When mobile phones were introduced in the 90s, battery life was barely a buying factor, given that most devices were low power consuming without colour display and cameras, capable of offering weeks of battery life.
However, after the launch of smartphones in the BlackBerry and early-iPhone era, device battery life became surprisingly accepted among smartphone users, while general usage time before a recharge was diminished to a day or just more among most devices.
Apps, games, smartphone features and innovations in mobile technology also seemingly trumped battery life among users in favour of the latest functionality or better performance until it became more accepted for a smartphone to offer just a few hours of use a day.
Throughout the journey in the innovation of smartphone batteries, the world witnessed the repercussions of fighting to be first to market when a design flaw led to the global recall of one of Samsung's most popular series - the Note7- reportedly exploded around the world, while charging, leading to a worldwide recall of the device.
Despite this, learning from its own mistakes, Samsung, along with other brands, took heed of the error, with safer smartphones becoming users’ preference over fast-charging batteries and longer battery life.
Today, type-C USB ports are becoming the industry standard among smartphones and their accessories.
While most Android smartphones adopted the charging mechanism in its early introduction, Apple, which has yet to switch to USB-C, has until December 2024 to change from Lightning to the new USB-C standard.
The ruling came into place after the EU passed legislation requiring the iPhone and many other devices with wired charging to be equipped with a USB-C port to be sold in the region.
Because of its rapid adoption by smartphone manufacturers, very little is known about USB type-C. While it is the most versatile, fast, and high-performance connection type, its pros should be understood among users, with experts advising to charge a new smartphone with an authorised charger.
Type-C ports have become one of the innovations in smartphones, allowing more stable data connection and, most importantly, faster-charging capability.
Among the smartphone industry heavyweights, charging time has varied, with acceptable supercharge filling a smartphone battery from 0 to 100% cent in about half an hour. However, this time has recently been reduced to less than 10 minutes, indicating that a few minutes of charge time could keep users on the go for hours.
With notable manufacturers like Huawei, Samsung and Apple, making notable strides in more efficient charging, pioneering in the space are Oppo and Realme offering some of the most rapid charging in devices - thanks to its Super VOOC charging functionality.
In 2022, Oppo unveiled its 240W Super VOOC charging technology which can fully charge a 4,500mAh battery in just nine minutes and reach a 50% charge in just three and a half minutes, with the technology expected to make its way to a more affordable device segment in the future.
Despite this, there are cautions around using cables and wall plugs that are foreign to a new smartphone.

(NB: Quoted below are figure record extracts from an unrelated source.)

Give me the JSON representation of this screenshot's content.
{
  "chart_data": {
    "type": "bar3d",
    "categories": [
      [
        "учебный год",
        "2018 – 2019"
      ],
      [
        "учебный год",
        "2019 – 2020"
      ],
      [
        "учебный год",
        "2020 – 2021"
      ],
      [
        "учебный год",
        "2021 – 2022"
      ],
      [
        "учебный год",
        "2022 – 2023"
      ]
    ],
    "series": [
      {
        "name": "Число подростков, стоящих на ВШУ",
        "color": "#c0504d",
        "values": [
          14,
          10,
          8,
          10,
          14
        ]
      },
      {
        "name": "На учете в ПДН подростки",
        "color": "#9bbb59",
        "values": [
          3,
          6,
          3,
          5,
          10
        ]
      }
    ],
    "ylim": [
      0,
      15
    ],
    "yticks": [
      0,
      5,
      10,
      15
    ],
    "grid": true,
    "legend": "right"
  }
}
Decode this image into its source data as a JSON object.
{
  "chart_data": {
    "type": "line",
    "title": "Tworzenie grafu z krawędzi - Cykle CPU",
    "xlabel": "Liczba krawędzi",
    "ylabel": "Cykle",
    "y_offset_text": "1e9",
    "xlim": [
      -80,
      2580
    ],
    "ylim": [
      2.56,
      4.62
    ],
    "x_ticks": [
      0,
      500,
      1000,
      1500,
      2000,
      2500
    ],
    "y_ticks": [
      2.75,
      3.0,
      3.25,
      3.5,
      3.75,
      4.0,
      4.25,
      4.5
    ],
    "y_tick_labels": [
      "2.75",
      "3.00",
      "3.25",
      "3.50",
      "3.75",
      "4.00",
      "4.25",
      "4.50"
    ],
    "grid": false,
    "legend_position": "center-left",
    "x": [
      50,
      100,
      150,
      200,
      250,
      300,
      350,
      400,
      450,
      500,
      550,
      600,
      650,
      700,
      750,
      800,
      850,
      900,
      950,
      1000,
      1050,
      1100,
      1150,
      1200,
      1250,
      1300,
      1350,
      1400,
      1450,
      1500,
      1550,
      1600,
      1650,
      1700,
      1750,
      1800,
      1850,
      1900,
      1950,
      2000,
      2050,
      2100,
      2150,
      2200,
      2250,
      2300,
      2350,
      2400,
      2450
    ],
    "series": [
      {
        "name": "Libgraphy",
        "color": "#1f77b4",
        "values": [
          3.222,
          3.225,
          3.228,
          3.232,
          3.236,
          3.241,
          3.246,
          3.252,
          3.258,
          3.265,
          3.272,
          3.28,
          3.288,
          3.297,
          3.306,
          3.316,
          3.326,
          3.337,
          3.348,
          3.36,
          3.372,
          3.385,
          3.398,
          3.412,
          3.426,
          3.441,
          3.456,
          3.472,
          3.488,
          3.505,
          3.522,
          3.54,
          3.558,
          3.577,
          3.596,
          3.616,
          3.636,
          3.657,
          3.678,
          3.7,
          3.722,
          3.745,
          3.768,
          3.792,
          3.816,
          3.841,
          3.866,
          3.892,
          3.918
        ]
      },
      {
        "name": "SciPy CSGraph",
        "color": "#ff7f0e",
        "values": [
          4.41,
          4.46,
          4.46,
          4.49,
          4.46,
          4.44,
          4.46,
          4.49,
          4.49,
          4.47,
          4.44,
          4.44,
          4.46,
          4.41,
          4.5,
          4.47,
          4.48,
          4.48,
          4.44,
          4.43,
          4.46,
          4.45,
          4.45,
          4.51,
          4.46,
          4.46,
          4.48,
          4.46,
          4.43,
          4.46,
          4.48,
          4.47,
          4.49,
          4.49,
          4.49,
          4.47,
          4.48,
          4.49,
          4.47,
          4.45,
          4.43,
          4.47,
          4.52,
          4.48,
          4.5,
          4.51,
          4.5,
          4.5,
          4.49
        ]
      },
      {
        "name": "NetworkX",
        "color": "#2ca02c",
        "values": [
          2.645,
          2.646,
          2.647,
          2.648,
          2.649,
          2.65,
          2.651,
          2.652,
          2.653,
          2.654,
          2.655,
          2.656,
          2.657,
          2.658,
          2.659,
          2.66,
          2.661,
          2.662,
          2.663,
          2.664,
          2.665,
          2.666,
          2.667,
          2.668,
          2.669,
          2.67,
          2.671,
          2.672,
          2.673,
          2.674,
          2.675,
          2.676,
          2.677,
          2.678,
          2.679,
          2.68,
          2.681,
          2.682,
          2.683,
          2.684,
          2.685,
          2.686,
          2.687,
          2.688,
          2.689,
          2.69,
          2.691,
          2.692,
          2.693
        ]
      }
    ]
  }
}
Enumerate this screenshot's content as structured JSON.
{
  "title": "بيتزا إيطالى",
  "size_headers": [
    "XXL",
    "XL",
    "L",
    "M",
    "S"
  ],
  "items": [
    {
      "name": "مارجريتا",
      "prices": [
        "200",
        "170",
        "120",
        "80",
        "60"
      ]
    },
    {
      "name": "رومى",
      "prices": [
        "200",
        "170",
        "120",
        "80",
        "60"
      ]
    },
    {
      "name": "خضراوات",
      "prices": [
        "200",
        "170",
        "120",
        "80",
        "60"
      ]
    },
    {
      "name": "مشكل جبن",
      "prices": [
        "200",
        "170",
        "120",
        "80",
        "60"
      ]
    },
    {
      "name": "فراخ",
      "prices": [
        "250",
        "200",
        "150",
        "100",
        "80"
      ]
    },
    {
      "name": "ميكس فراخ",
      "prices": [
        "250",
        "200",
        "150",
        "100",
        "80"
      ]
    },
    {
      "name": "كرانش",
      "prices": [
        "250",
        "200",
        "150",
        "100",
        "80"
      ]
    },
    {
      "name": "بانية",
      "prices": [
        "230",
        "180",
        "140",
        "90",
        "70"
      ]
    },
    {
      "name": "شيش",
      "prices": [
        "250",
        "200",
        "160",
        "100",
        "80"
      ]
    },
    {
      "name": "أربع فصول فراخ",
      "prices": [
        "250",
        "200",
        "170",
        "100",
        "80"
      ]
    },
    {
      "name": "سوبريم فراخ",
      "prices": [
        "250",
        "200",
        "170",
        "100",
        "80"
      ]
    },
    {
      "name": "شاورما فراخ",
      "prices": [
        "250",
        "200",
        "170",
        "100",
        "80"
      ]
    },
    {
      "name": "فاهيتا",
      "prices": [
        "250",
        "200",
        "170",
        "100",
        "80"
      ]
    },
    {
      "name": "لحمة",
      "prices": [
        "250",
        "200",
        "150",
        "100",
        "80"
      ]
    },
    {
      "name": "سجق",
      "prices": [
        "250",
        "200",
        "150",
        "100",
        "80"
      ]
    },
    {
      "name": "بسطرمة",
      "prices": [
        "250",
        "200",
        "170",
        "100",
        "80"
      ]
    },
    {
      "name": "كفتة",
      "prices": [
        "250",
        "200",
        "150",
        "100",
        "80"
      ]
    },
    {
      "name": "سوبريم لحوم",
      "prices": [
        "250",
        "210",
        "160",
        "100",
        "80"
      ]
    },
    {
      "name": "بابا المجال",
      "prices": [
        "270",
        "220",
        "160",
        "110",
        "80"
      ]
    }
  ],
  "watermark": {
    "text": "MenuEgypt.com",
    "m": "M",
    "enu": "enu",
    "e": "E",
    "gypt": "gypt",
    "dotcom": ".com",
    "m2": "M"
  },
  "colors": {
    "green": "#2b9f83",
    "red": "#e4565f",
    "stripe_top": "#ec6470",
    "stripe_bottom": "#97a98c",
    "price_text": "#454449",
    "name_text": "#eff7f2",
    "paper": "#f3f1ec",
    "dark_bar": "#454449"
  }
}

In fact, Oppo’s South African Operations head, Liam Faurie, told IOL that smartphone users should never consider using third-party cables when charging.

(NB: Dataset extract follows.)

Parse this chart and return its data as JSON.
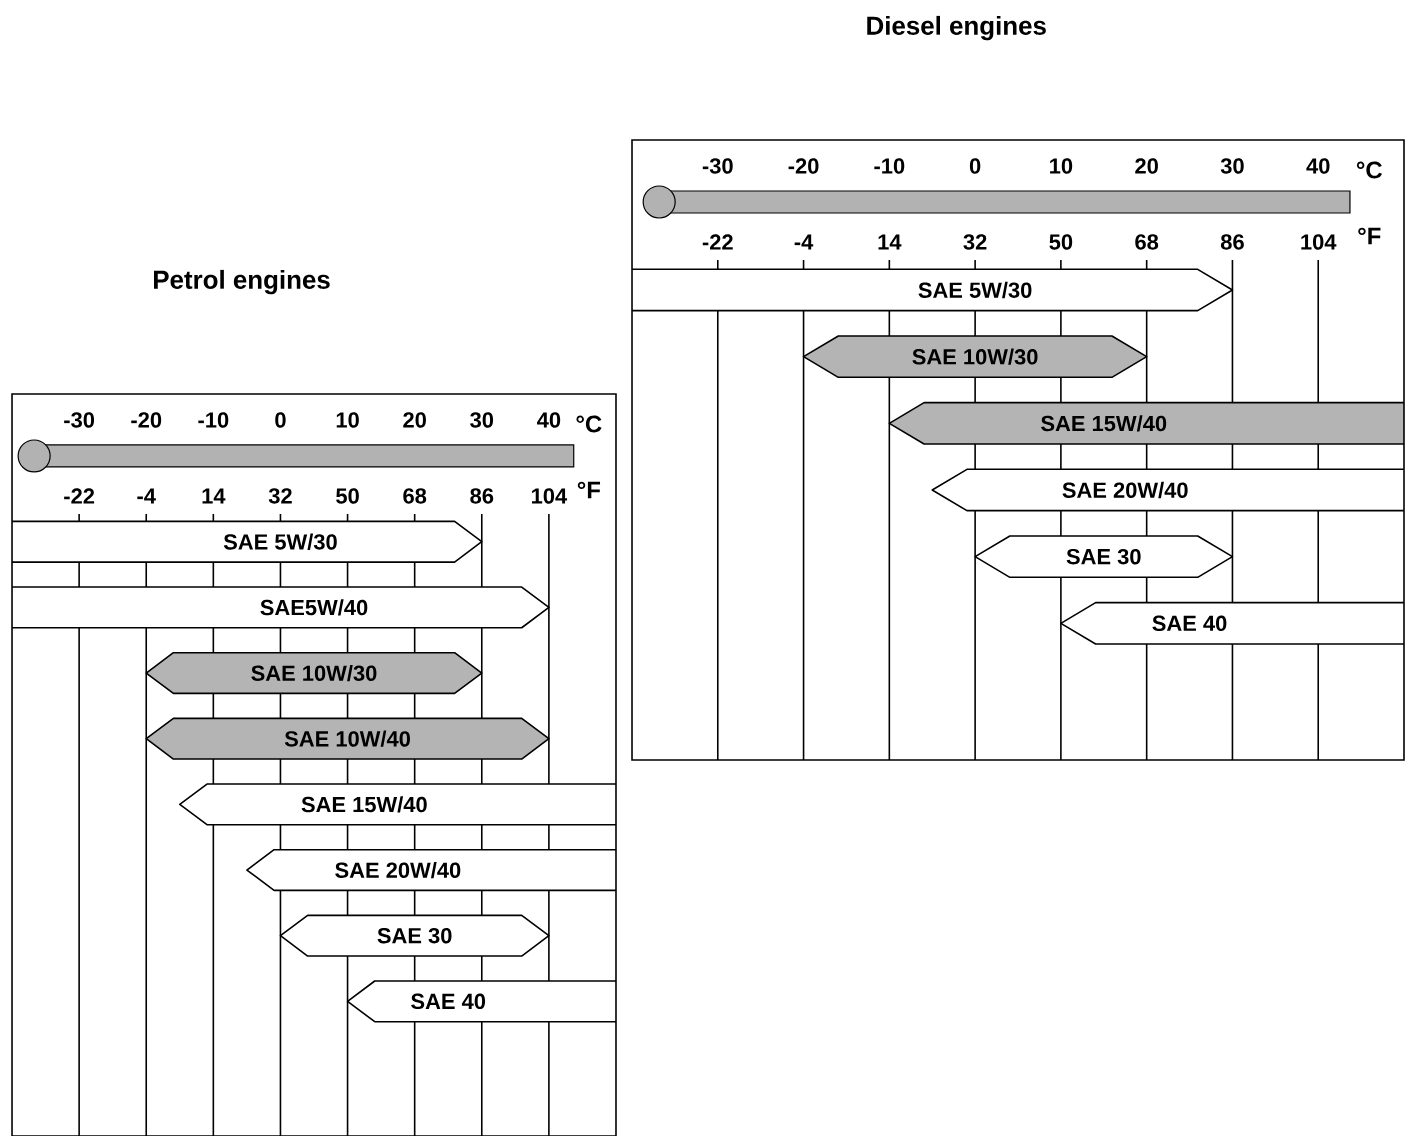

“Smartphone users should never use a third-party charger when recharging,” Faurie said.
“Not only are devices charged using different voltage and power inputs, but no manufacturer can guarantee device longevity, which promises to last four years if users manipulate a device's charging capability by using a charge that isn’t supplied with their smartphone at purchase.”

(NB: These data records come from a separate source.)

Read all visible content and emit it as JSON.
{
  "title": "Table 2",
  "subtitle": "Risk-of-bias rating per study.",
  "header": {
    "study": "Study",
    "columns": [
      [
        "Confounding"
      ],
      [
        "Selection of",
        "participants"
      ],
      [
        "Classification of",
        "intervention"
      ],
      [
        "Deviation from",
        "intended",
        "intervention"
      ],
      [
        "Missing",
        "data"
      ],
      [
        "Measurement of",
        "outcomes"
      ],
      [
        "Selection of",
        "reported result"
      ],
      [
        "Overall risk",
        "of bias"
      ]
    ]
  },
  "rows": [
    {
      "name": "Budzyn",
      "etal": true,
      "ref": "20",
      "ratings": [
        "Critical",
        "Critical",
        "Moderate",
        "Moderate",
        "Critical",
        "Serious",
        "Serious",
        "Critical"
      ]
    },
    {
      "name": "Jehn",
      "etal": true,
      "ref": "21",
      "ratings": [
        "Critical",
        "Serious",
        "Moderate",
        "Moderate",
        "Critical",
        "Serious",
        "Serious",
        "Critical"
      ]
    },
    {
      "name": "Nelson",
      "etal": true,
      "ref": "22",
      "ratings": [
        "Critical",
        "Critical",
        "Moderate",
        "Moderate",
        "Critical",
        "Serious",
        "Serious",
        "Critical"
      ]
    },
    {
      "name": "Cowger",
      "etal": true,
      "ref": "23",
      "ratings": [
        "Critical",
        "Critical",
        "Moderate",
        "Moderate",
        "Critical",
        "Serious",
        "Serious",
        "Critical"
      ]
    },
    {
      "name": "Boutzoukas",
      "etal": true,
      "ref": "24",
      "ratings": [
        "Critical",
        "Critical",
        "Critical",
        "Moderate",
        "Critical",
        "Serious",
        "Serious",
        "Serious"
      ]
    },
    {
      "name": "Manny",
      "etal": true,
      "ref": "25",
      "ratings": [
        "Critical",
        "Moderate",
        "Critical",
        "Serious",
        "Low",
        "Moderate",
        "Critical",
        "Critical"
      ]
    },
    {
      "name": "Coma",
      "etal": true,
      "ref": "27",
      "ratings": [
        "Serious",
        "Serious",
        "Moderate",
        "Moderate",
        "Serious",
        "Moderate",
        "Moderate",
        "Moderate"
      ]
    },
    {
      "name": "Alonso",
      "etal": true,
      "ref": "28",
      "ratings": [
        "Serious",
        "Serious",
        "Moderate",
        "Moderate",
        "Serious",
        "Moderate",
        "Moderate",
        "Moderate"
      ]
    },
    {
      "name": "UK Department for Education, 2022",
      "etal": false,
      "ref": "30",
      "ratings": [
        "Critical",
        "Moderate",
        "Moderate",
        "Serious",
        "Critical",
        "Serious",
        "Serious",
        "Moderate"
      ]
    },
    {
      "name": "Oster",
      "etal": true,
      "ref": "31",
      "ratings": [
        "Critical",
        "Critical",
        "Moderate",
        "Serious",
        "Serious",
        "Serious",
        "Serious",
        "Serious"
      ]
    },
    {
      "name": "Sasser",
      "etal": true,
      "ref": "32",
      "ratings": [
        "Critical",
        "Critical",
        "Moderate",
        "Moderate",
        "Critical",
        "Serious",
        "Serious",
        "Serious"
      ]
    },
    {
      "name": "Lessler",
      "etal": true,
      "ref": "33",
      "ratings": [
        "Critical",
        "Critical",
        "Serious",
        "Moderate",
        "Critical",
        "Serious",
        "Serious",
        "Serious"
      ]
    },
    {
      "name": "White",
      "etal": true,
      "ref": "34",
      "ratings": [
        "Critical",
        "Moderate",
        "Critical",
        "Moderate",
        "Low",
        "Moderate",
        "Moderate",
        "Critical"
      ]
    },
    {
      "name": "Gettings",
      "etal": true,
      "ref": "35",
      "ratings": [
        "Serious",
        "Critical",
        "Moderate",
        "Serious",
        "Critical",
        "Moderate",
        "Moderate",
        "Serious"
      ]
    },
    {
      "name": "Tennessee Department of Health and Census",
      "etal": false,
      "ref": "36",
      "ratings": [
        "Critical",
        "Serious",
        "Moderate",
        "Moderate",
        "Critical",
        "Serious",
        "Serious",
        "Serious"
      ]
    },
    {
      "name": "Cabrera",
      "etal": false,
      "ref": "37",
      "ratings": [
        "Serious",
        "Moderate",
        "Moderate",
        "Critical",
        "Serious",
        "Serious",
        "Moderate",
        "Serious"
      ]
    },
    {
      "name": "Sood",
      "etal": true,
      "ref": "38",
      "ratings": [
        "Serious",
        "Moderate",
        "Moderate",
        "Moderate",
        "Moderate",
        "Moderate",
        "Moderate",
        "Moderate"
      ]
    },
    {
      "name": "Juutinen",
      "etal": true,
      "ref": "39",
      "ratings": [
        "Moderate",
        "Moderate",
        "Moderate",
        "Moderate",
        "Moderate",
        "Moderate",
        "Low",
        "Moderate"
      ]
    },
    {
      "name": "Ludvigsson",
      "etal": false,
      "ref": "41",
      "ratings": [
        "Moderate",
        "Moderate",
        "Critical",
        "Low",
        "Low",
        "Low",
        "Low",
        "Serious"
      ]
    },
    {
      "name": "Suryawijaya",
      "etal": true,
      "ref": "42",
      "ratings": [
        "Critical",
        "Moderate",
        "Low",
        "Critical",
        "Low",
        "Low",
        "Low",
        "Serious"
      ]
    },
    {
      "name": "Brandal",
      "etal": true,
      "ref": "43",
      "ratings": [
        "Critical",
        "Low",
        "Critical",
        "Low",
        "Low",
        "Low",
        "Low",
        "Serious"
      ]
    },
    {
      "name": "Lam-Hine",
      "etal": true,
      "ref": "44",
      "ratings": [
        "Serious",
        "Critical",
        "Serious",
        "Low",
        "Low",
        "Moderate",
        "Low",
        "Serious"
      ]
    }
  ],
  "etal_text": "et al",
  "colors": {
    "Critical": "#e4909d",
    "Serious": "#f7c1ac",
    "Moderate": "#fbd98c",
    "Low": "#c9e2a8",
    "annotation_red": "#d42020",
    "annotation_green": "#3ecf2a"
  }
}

Meanwhile, other manufacturers are also taking responsibility for educating users on the risks of using third-party chargers. Amid the company’s migration to Type-C charging, Apple states that users of its products should ensure that third-party accessories are Apple certified.
“Apple recommends using only accessories that Apple has certified and that come with the MFi badge… Apple assumes no responsibility with regard to the selection, performance or use of third-party websites or products,” the company said on its website.
Using the wrong voltage charger when charging a phone can be very dangerous, as overheating the battery can lead to a fire.
The best option is to always stick with the charger boxed alongside a new phone to ensure that the charger is compatible and won’t become a hazard.
It is vitally important to check the charging cable’s compatibility against that of the wall plug for it and the smartphone itself to avoid damaging a device or causing more serious mishaps.